At the head of the table sat a man with a merry face, lively blue eyes, and a mustache. His Justin Wilson hat rested on the tops of his jug-handle ears.
He rose as they approached, revealing that he wore his pants above his waistline, between his navel and his breasts.
Their mama duck said, “Mr. Godot, though they smells like da worst kind of righteous, these here be da ones what were vouched by Aubrey, so don’t bust my stones if’n you got to gaff ’em like catfish ’fore dis be finished.”
To the right of the man with jug ears and slightly behind him stood Big Foot in a seersucker suit. He made the previous gorillas look like mere chimps.
Big Foot looked as if he would not only kill them but eat them at the smallest provocation.
Godot, on the other hand, was hospitable.

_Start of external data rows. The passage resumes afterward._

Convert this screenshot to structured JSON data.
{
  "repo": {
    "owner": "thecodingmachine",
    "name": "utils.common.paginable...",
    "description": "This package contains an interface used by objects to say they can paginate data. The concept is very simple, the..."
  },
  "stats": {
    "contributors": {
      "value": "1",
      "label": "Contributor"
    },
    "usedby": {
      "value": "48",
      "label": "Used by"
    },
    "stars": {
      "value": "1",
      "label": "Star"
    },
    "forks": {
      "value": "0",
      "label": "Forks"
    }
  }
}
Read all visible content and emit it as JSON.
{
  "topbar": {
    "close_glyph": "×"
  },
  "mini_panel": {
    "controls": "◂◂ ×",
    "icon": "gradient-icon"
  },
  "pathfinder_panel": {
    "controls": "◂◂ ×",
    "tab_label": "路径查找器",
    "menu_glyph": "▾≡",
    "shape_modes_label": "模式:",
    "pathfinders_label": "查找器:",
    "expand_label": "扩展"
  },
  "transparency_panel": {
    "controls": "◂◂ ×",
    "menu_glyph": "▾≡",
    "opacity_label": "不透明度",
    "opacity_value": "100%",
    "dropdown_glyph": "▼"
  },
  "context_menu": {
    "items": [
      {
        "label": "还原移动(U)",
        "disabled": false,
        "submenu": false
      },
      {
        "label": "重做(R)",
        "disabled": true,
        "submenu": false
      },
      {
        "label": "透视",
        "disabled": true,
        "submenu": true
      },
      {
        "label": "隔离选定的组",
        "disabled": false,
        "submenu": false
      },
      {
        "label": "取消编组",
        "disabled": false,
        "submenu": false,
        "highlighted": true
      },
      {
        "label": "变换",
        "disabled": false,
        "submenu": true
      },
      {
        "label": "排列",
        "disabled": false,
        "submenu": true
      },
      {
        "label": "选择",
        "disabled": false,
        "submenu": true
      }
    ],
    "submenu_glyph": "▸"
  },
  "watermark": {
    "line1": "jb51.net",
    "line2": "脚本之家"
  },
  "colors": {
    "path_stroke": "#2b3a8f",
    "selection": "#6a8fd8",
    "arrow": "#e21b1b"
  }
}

He held out his right hand and said, “Any friend to Aubrey, he a friend to me, ’specially when he come with cash money.”
Shaking the offered hand, Michael said, “I expected we’d have to wait for you, Mr. Godot, not the other way around. I hope we’re not late.”
“Right on da minute,” Godot assured him. “And who might be dis charmin’ eyeful?”
“This charmin’ eyeful,” Carson said, “is the one with the cash money.”
“You done just got even prettier,” Godot told her.
As Carson withdrew two fat rolls of hundred-dollar bills from her jacket pockets, Godot picked up one of two suitcases from the floor beside his chair and put it on the table.
Big Foot kept both hands free.
Godot opened the case, revealing two Urban Sniper shotguns with sidesaddle shell carriers and three-way slings. The barrels had been cut down to fourteen inches. With the guns were four boxes of shells, slugs not buckshot, which was the only thing the Sniper fired.
Carson said, “You are a formidable resource, Mr. Godot.”
“Mama so wanted a preacher son, and Daddy, rest his soul, he set on me bein’ a welder like hisself, but I most truly rebelled against bein’ a poor Cajun, so I done found my bliss, and here I is.”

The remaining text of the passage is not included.